Reese was a great kid, so smart, yet naïve.
Carlie was such a protector, snarky at times, but I guessed it was her age.
My sister, Elise, was a young widow and did so well with them or so I thought. She was what I would call a modern day hippy. She smoked a lot of weed, worked as a horticulturist, but always took care of her kids.
They were happy, well adjusted, clean and fed.
Never did I question her. Perhaps I should have.
When Carly was six and Reese was four, my sister dropped them off at my house so she could go work on a special project.
She never returned.
Two years after her husband’s death, I thought her life was together.
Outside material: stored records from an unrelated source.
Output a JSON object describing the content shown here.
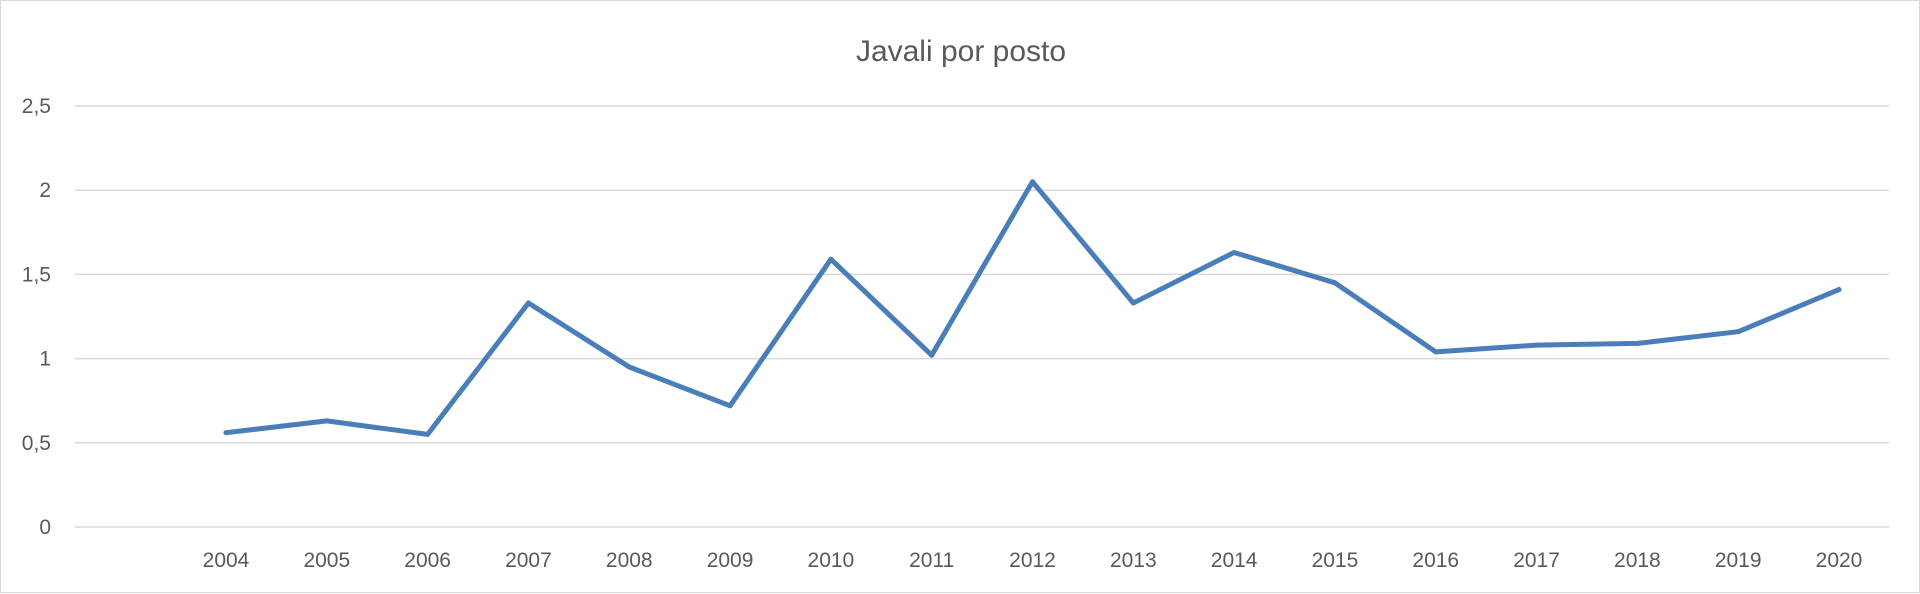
{
  "chart_data": {
    "type": "line",
    "title": "Javali por posto",
    "xlabel": "",
    "ylabel": "",
    "categories": [
      "2004",
      "2005",
      "2006",
      "2007",
      "2008",
      "2009",
      "2010",
      "2011",
      "2012",
      "2013",
      "2014",
      "2015",
      "2016",
      "2017",
      "2018",
      "2019",
      "2020"
    ],
    "series": [
      {
        "values": [
          0.56,
          0.63,
          0.55,
          1.33,
          0.95,
          0.72,
          1.59,
          1.02,
          2.05,
          1.33,
          1.63,
          1.45,
          1.04,
          1.08,
          1.09,
          1.16,
          1.41
        ],
        "color": "#4a7ebb"
      }
    ],
    "ylim": [
      0,
      2.5
    ],
    "yticks": [
      "0",
      "0,5",
      "1",
      "1,5",
      "2",
      "2,5"
    ],
    "grid": true,
    "legend": "none"
  }
}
No calls were answered, no texts went through. All attempts to reach her were futile.
We filed a missing person’s report with the police and nothing was found.
It took for Martin, the kids’ paternal grandfather, to hire a private investigator.
Elise was alive and well. She didn’t want to have contact and was living in Wyoming in some sort of cult with a guy she had met.
The police said I was lucky. Too often mothers who find a new man, and no longer want their old lives, get rid of their children in a permanent way.
Instead, she left them with me, to raise as my own.
I never told the kids what their mother had done. I loved my sister and the kids too much. I didn’t want them hurt or have any scars, so I bent the truth a little. I gave them a story and reason they accepted.
My explanation was good enough for them and me.
When my sister returned, not if, she could tell them the truth.
Of course, that was my thinking before things started to get intense. Now, I wondered if I would ever see my sister again.
With as much love as I had in my heart for her, I loved the kids and I needed to get them to safety.
The RV was old. It was built like a tank. Carlie commented how she thought we were taking a ride back in time rather than Texas.